Mit der verbotenen Malerei ist es jetzt jedoch vorbei. Die Polizei hat den 24-jährigen Künstler respektive Täter ausfindig gemacht. Die "Arbeitsgruppe Graffiti" spricht von 470 Taten, die sie dem Verdächtigen nachweisen kann. Den Sachschaden beziffert sie auf über 70.000 Euro. "So eine Masse an Schmierereien von einem Täter innerhalb eines Jahres gibt es wohl nicht einmal in Berlin", sagt der Sachbearbeiter der Polizei nicht ohne Respekt vor dem Fleiß des Blumenmalers.

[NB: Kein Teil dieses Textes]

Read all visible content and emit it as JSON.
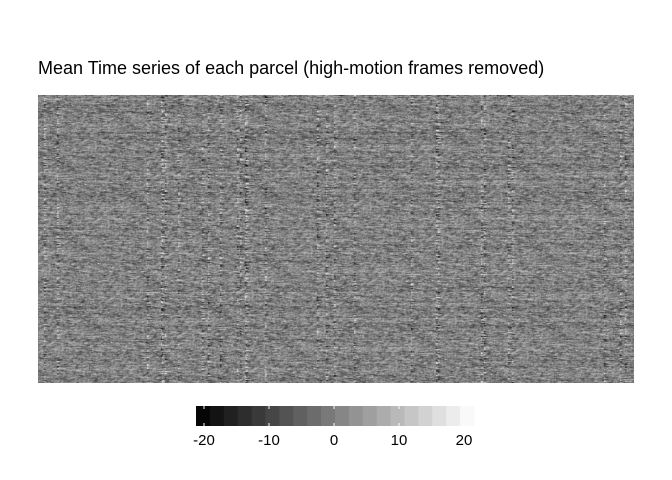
{
  "chart_data": {
    "type": "heatmap",
    "title": "Mean Time series of each parcel (high-motion frames removed)",
    "xlabel": "",
    "ylabel": "",
    "colorscale": {
      "low_color": "#000000",
      "high_color": "#ffffff",
      "range": [
        -20,
        20
      ],
      "ticks": [
        -20,
        -10,
        0,
        10,
        20
      ],
      "tick_labels": [
        "-20",
        "-10",
        "0",
        "10",
        "20"
      ],
      "position": "bottom"
    },
    "grid": false
  }
}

Im Internet hat sich eine Fangruppe gebildet, die Lokalmedien berichteten wohlwollend. Einmal gab der Anonymus sogar einem Szene-Magazin ein Interview. Seine Identität gab er nicht preis, dafür verriet er, dass seine Blume der Gattung "Pulchrum videre" angehöre. Diese Pflanze ist in der Botanik allerdings unbekannt, übersetzt bedeutet der Name schlichtweg: "Schönes sehen". Sein Ziel sei es, so der 24-Jährige, "den Menschen Freude in ihr Leben zu bringen und ein Lächeln auf ihr Gesicht zu zaubern." Das ist ihm gelungen.

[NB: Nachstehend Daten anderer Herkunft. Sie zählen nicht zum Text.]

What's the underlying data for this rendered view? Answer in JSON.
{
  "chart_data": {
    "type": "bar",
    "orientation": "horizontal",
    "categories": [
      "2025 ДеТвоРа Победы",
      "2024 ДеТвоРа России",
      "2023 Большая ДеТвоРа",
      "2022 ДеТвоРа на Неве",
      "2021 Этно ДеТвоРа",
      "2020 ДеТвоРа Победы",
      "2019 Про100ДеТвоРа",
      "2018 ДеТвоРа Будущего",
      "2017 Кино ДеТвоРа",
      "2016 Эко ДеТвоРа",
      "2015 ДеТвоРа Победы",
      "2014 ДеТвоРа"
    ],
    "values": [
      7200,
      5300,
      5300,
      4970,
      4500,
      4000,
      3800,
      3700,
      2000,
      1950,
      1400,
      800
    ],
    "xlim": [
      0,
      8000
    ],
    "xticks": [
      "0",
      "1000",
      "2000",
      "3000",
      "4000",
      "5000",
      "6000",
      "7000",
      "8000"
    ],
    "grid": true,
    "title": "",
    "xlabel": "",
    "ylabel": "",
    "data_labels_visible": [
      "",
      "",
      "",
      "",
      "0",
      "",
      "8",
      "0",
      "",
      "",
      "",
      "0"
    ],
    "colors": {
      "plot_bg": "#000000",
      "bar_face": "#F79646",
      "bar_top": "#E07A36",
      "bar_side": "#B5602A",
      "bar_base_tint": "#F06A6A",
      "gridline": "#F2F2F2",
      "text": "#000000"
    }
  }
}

Vollkommen aufgegangen ist seine Saat im Sommer 2011: Als Augsburg anlässlich der Frauen-Fußball-WM mehrere internationale Künstler in die Stadt einlud, ließ sich die englische Guerilla-Strickerin Lauren O'Farrell alias Deadly Knitshade inspirieren. Sie fabrizierte zahlreiche Duplikate aus Wolle und pflanzte sie in das Kopfsteinpflaster der Fußgängerzone. Während dieser bunte, erlaubte Blumenteppich ganz schnell wieder verschwunden war (Blumendiebe!), blieben die schwarzen, verbotenen Originale des Graffiti-Mannes bis heute.

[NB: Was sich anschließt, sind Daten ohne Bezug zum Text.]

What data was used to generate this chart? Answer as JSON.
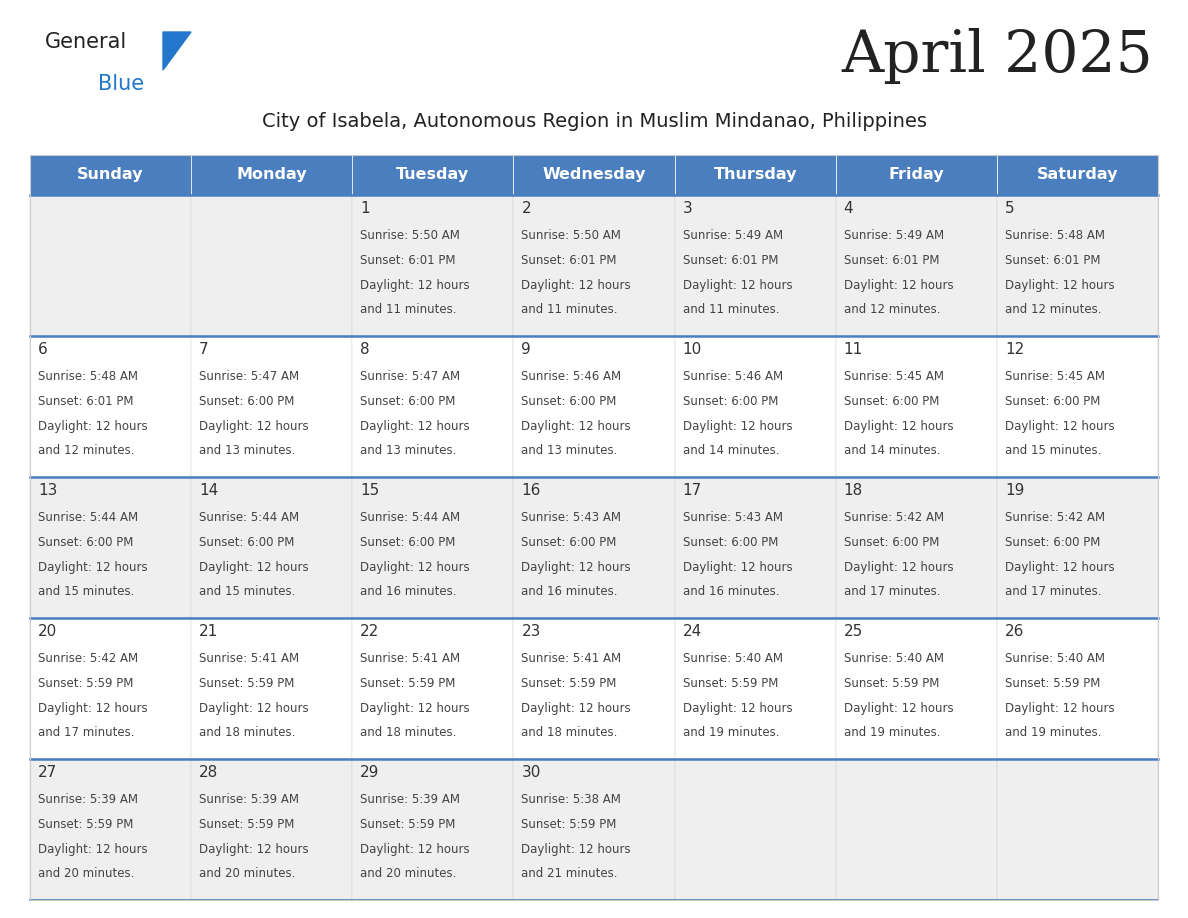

Seine ganzjährig blühenden Nachtschattengewächse sind mal klein wie Gänseblümchen, mal riesig wie Sonnenblumen. Sie sind mal bezaubernd (winzig auf dem Reflektor eines Straßenbegrenzungspfahls), mal gar nicht lustig (fett auf einem Privatauto).

Auch für den Spaßvogel wird die Aktion unerfreulich enden: Der Strafrahmen für Sachbeschädigung reicht bis zu zwei Jahren Haft. Ob der Täterkünstler angesichts der Vielzahl seiner Werke mit einer Geldstrafe davon kommt, muss abgewartet werden. Zusätzlich erwarten ihn die Schadenersatzforderungen der Eigentümer. Im Internet haben Fans der Blume eine Todesanzeige gewidmet. Der Trauerspruch lautet: "Die Blume geht zugrunde, aber der Samen bleibt zurück und liegt vor uns, geheimnisvoll, wie die Ewigkeit des Lebens."